Que é o segredo atrás da técnica? Produza muitas cópias da mesma proteína

“Muitas doenças neurodegenerative, tais como Alzheimer ou Parkinson, e as doenças causadas por prião são caracterizadas pela acumulação descontrolada de proteínas específicas nas pilhas de nervo” explicam Carlo Scialò e Giuseppe Legname de SISSA, respectivamente primeiro e último autor da publicação.

Um teste chamou RT-QuIC (tempo real que treme a reacção de conversão induzida) tinha sido tornado já para a identificação adiantada das proteínas envolvidas em diversas destas doenças. Nós pensamos de usá-lo pela primeira vez para outras duas doenças, ALS e demência frontotemporal, onde a proteína que acumula é a mesma: TDP-43”.

Carlo Scialò & Giuseppe Legname, estudam primeiro e último o autor, Scuola Internazionale Superiore di Studi Avanzati  

Contudo, identificá-lo nas fases iniciais da doença significa que os formulários patológicos desta proteína podem estam presente em quantidades minúsculas. Como os detectar?

“O sentido desta tecnologia é precisamente este: as quantidades mínimas da proteína ou dos fragmentos patológicos do mesmos estão capturadas e multiplicadas em muitas cópias idênticas, até que as suficientes quantidades estejam obtidas para ser detectadas pela instrumentação. A presença destes formulários patológicos da proteína é um indicador de sua acumulação no sistema nervoso central”.

Pesquise que envolve mais de 10 institutos em Itália

Além de SISSA, a pesquisa envolveu o San Martino de Genoa, a universidade de Turin, o Carlo Besta de Milão, o instituto italiano de Auxological, a universidade de Milão, a universidade de Bríxia e o instituto Centro San Giovanni di Dio Fatebenefratelli de Bríxia e outros de três institutos de Trieste: a universidade de Trieste, de Elettra Sincrotrone e do ICGEB.

“Nós colaboramos com todos estes institutos a vários níveis,” explique Scialò e Legname.

“Muitos deles eram essenciais no recrutamento dos pacientes que participaram na pesquisa”. Uma amostra de líquido cerebrospinal, a substância em que cercam o sistema nervoso central, foi tomada de todo, e em qual, pesquisadores deduzidos, ele é provável encontrar a proteína TDP-43, embora em quantidades pequenas. As amostras foram testadas então para identificar a proteína.

“Os pacientes envolvidos eram todos os portadores de uma mutação genética particular que nós conhecêssemos conduzíssemos à acumulação de TDP-43 no cérebro. Com nosso sistema, nós identificamo-lo em 94% dele, que é um resultado excelente”.

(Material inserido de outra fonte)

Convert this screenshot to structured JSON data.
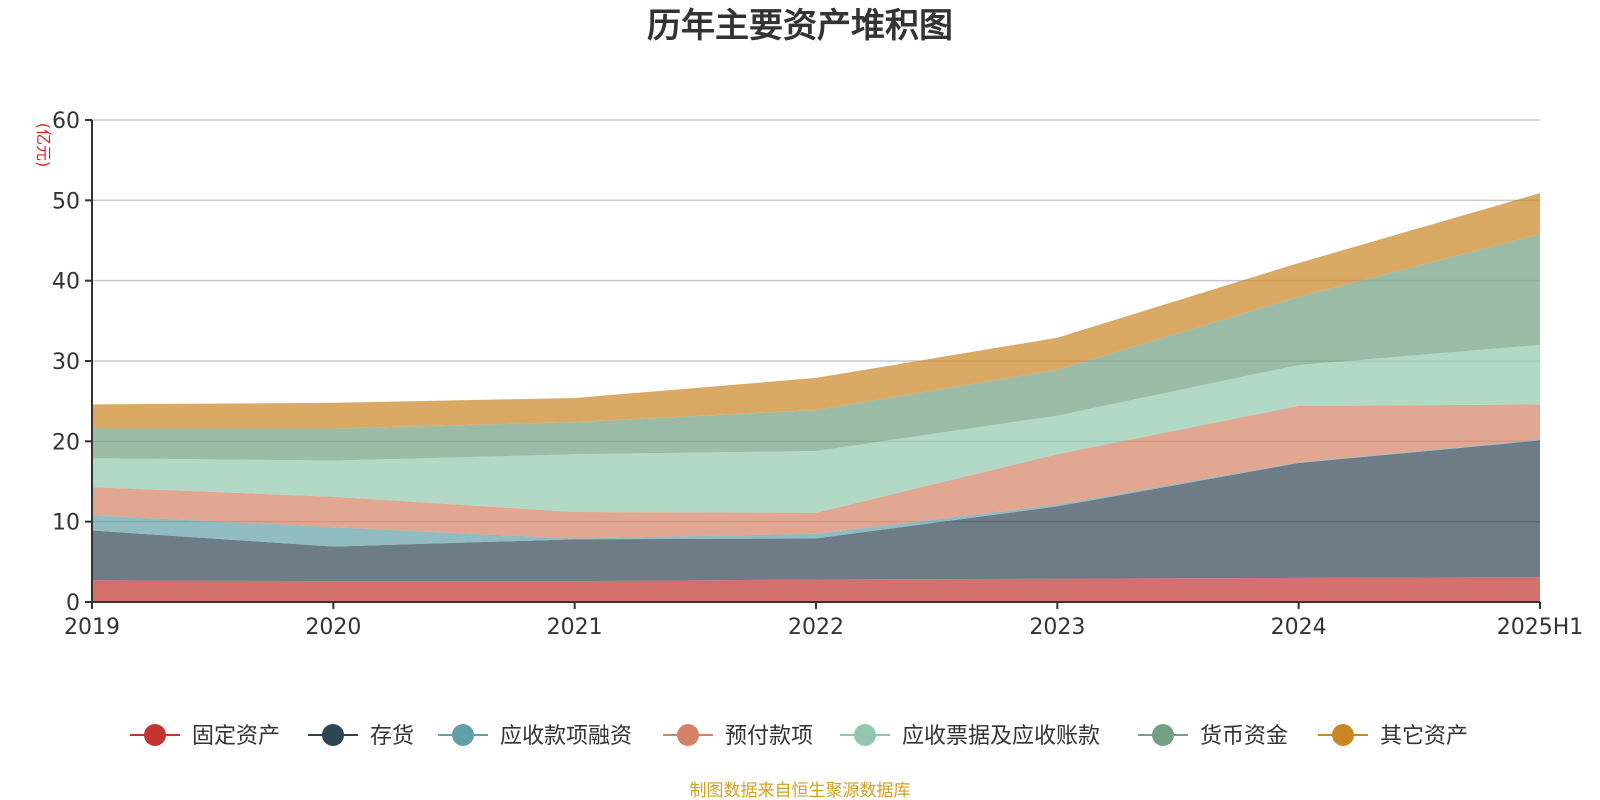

Os passos seguintes a tomar

Os pesquisadores concluem: “Nesta fase nós desenvolvemos o teste e verificado que trabalha bem para identificar TDP-43. Promova agora etapas será necessário ajustar a metodologia e o protocolo, por exemplo aumentando o número de pacientes a ser analisados.

“Somente” 36 foram envolvidos neste primeiro teste, mas nós estamos ainda em uma fase inicial. Igualmente será necessário compreender em quantos casos a detecção da proteína em uma fase inicial conduz realmente à revelação da doença.

Conseqüentemente as posteriores investigações serão necessárias antes que este teste possa ser usado com segurança e confiantemente para finalidades diagnósticas experimentais, por exemplo para assuntos registrando-se nos ensaios clínicos”. Mas, asseguram, os resultados iniciais são verdadeiramente encorajadores.

Source:
Journal reference:

Scialò, C., et al. (2020) TDP-43 real-time quaking induced conversion reaction optimization and detection of seeding activity in CSF of amyotrophic lateral sclerosis and frontotemporal dementia patients. Brain Communications. doi.org/10.1093/braincomms/fcaa142.